Conséquence directe de la décision d’EDF et de ses partenaires Enbridge et WPD Offshore de lancer la réalisation du parc éolien normand de Fécamp, les Chantiers de l’Atlantique ont annoncé hier avoir reçu la confirmation de la commande d’une nouvelle sous-station électrique. La seconde du genre après celle destinée au champ du banc de Guérande, notifiée en 2019 et dont la construction a débuté à Saint-Nazaire en janvier en vue d’une livraison en 2021. Le « S34 », comme on l’appelle dans l’estuaire de la Loire, affichera une puissance de 480 MW et sera constitué d’un topside de plus de 2000 tonnes, long de 30 mètres pour une largeur de 25 mètres et une hauteur de 20 mètres (grue comprise), qui abritera les principaux équipements électriques, dont deux transformateurs fournis par GE Grid Solutions. Cette structure reposera sur une fondation en treillis métallique de type jacket dont le poids atteindra 1200 tonnes.

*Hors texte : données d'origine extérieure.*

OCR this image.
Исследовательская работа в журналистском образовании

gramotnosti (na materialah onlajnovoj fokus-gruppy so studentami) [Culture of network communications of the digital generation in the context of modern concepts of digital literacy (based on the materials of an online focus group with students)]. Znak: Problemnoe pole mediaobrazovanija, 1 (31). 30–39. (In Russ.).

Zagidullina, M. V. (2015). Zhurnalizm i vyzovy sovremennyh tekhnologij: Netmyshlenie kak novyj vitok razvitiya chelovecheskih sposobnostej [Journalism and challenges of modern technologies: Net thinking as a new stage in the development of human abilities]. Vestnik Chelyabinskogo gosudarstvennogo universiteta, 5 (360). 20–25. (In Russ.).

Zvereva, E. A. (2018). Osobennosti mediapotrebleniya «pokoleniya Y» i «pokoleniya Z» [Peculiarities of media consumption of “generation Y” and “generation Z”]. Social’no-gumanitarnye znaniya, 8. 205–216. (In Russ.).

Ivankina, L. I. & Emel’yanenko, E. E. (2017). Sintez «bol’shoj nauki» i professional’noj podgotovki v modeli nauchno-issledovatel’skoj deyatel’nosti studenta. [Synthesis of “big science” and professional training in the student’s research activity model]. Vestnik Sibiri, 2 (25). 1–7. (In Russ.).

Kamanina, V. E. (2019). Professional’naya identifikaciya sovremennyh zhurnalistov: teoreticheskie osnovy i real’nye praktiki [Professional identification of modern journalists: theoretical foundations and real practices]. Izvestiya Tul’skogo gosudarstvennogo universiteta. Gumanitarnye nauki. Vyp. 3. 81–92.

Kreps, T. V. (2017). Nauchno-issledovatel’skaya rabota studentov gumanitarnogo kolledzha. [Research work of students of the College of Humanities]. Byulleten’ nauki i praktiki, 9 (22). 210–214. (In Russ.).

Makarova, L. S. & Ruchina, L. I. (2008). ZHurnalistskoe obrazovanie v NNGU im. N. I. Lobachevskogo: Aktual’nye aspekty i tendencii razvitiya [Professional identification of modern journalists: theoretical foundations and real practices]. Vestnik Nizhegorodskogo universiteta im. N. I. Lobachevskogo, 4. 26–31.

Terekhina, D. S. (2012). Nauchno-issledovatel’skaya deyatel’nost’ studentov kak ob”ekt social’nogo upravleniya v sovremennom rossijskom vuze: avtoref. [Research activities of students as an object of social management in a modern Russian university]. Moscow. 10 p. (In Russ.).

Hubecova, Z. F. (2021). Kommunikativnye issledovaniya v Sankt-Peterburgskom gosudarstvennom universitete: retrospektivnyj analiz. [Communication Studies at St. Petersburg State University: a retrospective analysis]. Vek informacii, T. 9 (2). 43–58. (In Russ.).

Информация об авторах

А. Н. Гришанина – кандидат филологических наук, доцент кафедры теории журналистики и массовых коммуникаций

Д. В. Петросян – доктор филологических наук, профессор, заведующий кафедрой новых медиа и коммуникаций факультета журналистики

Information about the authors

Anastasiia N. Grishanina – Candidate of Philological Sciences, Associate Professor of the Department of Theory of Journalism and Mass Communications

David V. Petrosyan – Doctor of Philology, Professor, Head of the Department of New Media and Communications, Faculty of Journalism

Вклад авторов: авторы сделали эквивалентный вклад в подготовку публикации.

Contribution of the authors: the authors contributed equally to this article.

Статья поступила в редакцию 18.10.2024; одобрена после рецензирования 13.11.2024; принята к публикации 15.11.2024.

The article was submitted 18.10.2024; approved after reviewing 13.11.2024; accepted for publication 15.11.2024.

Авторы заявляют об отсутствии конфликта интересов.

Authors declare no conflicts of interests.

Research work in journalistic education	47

Cinquième sous-station produite aux Chantiers de l’Atlantique

D’une puissance de 496 MW, la future sous-station du parc de Fécamp (T34), dont l’installation en mer est prévue en 2022, sera basée sur un design voisin de celui du S34, adapté au contraintes et spécificités locales. Elle mesurera 41 mètres de long pour 30 mètres de large et 12 mètres de haut (hors grue et mât météo).

 

Le T34 (© : ATLANTIQUE OFFSHORE ENERGY)

Le T34 (© : ATLANTIQUE OFFSHORE ENERGY)

 

Le T34 sera comme son aîné produit à Saint-Nazaire, en particulier dans l’usine Anemos, mise en service en 2015 et spécialement conçue pour travailler sur les énergies marines renouvelables. Grâce aux S34 et T34, les Chantiers de l’Atlantique, qui avaient réalisé leurs trois premières sous-stations pour l’export  - au Royaume-Uni (Westermost Rough, 210 MW, 2014), en Belgique (Rentel, 309 MW, 2018) et en Allemagne (Arkona, 385 MW, 2018) - voient leur activité sur ce marché remonter en puissance.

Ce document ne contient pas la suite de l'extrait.